2.7 An alternative derivation of the Friedman equation

The evolution of the scale factor, \(a\), can be derived using mostly Newtonian mechanics, in addition to two results from General Relativity:

Birkhoff’s theorem – for a spherically symmetric system, the force due to gravity at radius \(r\) is determined only by the mass interior to \(r\).
Energy contributes to the gravitating mass density, such that \(E = \rho_m + \dfrac{u}{c^2}\), where \(\rho_m\) is the density of matter, and \(u\) is the energy density of radiation and relativistic particles.

Consider a test particle on the surface of an expanding sphere of radius \(r\). From \(F= m \ddot{r}\), its equation of motion can be shown to be \[\begin{equation} \ddot{r} = -\dfrac{4\pi}{3} G \rho r \tag{2.18} \end{equation}\] Density is proportional to \(r^{-3}\), so by defining \(r_{0} = 1\), we find \[\rho = \rho_{0}r^{-3}\] Which can be substituted into Eqn. (2.18) to give: \[\begin{equation} \ddot{r} = -\dfrac{4\pi}{3}\dfrac{G\rho_0}{r^2} \tag{2.19} \end{equation}\]

If \(\rho_0\) is non-zero, then \(\ddot{r}\) must also be non-zero. The Universe must either be expanding or contracting.

To get Eqn. (2.19) into a useful form, we use some clever maths magic. First, multiply both sides by \(\dot{r}\) to get: \[\begin{equation} \dot{r}\ddot{r} + \dfrac{4\pi}{3}\dfrac{G\rho_{0}}{r^2}\dot{r} = 0 \tag{2.20} \end{equation}\] We can use our mad differentiation skills to recognise that \[\begin{equation} \dfrac{d(\dot{r}^2)}{dt} = 2\dot{r}\ddot{r} \tag{2.21} \end{equation}\] Which leads to \[\begin{equation} \dfrac{1}{2}\dfrac{d(\dot{r}^2)}{dt} + \dfrac{4\pi G \rho_0}{3} \dfrac{1}{r^2}\dfrac{dr}{dt} = 0 \tag{2.22} \end{equation}\] Once again, we can use our handy \(1^{st}\) year maths skills to remind ourselves that \[\begin{equation} \dfrac{1}{r^2}\dfrac{dr}{dt} = -\dfrac{d(1/r)}{dt} \tag{2.22} \end{equation}\] so we can simplify it further to \[\begin{equation} \dfrac{d}{dt}\left[\dot{r}^2 - \dfrac{(8\pi G \rho_0 / 3)}{r}\right] = 0 \tag{2.23} \end{equation}\] As Eqn (2.23) is equal to zero, the expression contained in the brackets must be constant: \[\begin{equation} \dot{r}^2 - \dfrac{(8\pi G \rho_0 / 3)}{r} = k \tag{2.24} \end{equation}\] Our final step is to replace \(\rho_0\) with \(\rho\), and divide by \(r^2\): \[\begin{equation} \left(\dfrac{\dot{r}}{r}\right)^2 - \dfrac{8}{3}\pi G \rho = -\dfrac{k}{r^2} \tag{2.25} \end{equation}\] or \[\begin{equation} \left(\dfrac{\dot{r}}{r}\right)^2 + \dfrac{k}{r^2} = \dfrac{8\pi G}{3}\rho \tag{2.26} \end{equation}\]
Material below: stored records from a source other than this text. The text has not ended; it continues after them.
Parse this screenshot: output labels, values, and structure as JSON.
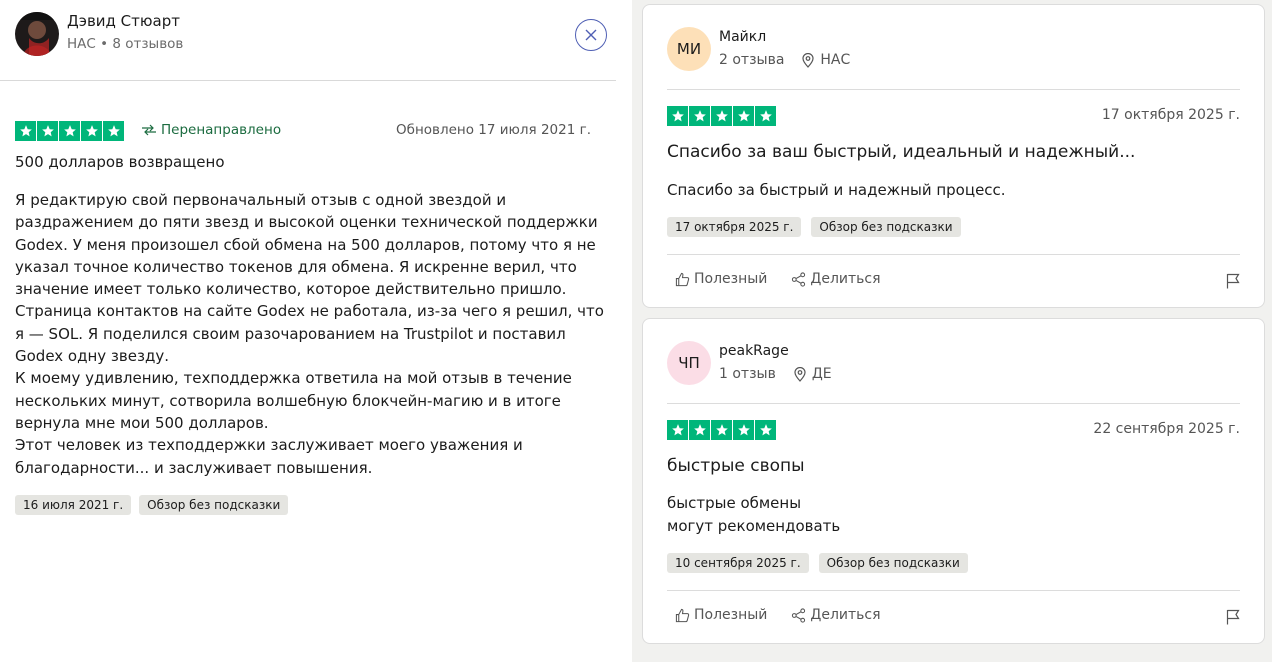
{
  "left_review": {
    "author": {
      "name": "Дэвид Стюарт",
      "meta": "НАС • 8 отзывов"
    },
    "rating": 5,
    "redirected_label": "Перенаправлено",
    "updated_label": "Обновлено 17 июля 2021 г.",
    "title": "500 долларов возвращено",
    "body_lines": [
      "Я редактирую свой первоначальный отзыв с одной звездой и раздражением до пяти звезд и высокой оценки технической поддержки Godex. У меня произошел сбой обмена на 500 долларов, потому что я не указал точное количество токенов для обмена. Я искренне верил, что значение имеет только количество, которое действительно пришло. Страница контактов на сайте Godex не работала, из-за чего я решил, что я — SOL. Я поделился своим разочарованием на Trustpilot и поставил Godex одну звезду.",
      "К моему удивлению, техподдержка ответила на мой отзыв в течение нескольких минут, сотворила волшебную блокчейн-магию и в итоге вернула мне мои 500 долларов.",
      "Этот человек из техподдержки заслуживает моего уважения и благодарности... и заслуживает повышения."
    ],
    "tags": [
      "16 июля 2021 г.",
      "Обзор без подсказки"
    ]
  },
  "cards": [
    {
      "initials": "МИ",
      "avatar_color": "#fde0b8",
      "name": "Майкл",
      "review_count": "2 отзыва",
      "location": "НАС",
      "rating": 5,
      "date": "17 октября 2025 г.",
      "title": "Спасибо за ваш быстрый, идеальный и надежный...",
      "body_lines": [
        "Спасибо за быстрый и надежный процесс."
      ],
      "tags": [
        "17 октября 2025 г.",
        "Обзор без подсказки"
      ],
      "useful_label": "Полезный",
      "share_label": "Делиться"
    },
    {
      "initials": "ЧП",
      "avatar_color": "#fbdde6",
      "name": "peakRage",
      "review_count": "1 отзыв",
      "location": "ДЕ",
      "rating": 5,
      "date": "22 сентября 2025 г.",
      "title": "быстрые свопы",
      "body_lines": [
        "быстрые обмены",
        "могут рекомендовать"
      ],
      "tags": [
        "10 сентября 2025 г.",
        "Обзор без подсказки"
      ],
      "useful_label": "Полезный",
      "share_label": "Делиться"
    }
  ],
  "colors": {
    "star_green": "#00b67a",
    "redirect_green": "#1c6c40",
    "close_blue": "#4f5fb4"
  },
  "icons": {
    "close": "close-icon",
    "redirect": "redirect-arrow-icon",
    "location": "location-pin-icon",
    "useful": "thumbs-up-icon",
    "share": "share-icon",
    "flag": "flag-icon",
    "star": "star-icon"
  }
}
which is the same as the Friedman equation (Equation (2.15)), when \(c=1\).

2.8 The meaning of \(k\)

In the previous sections, \(k\) has been used to describe the curvature of the Universe. \(k\) has three possible values:

\(k = 0\): no curvature. If \(k=0\), then \(\dot{a}\) will always be positive. The expansion will continue but will be slowing down, as \(\rho\) will be decreasing. This is known as a flat Universe, or a critical Universe.
\(k = 1\): positive curvature. If \(k = 1\), then \(\dot{a}\) will initially be positive, but will reach a point where it changes sign. The Universe will expand to a certain point then collapse back in on itself (aka the big crunch). This is known as a closed Universe.
\(k = -1\): negative curvature. If \(k=-1\) then \(\dot{a}\) will always be positive and the expansion will continue forever (aka the big rip). This is known as an open Universe.

:::fyi In some derivations \(k\) can have different values from those listed here. However, they will scale such that \(k = -1, 0, 1\). :::

2.9 Exercises

Confirm for yourself how the behaviour of \(k\) affects the evolution of the scale factor (\(a\)) over time. For \(k=1\), at what point does the Universe fall back in on itself?
Sketch how the scale factor evolves with time for the three values of \(k\).
How does the inclusion of a cosmological constant, \(\Lambda\), change the Friedman equation?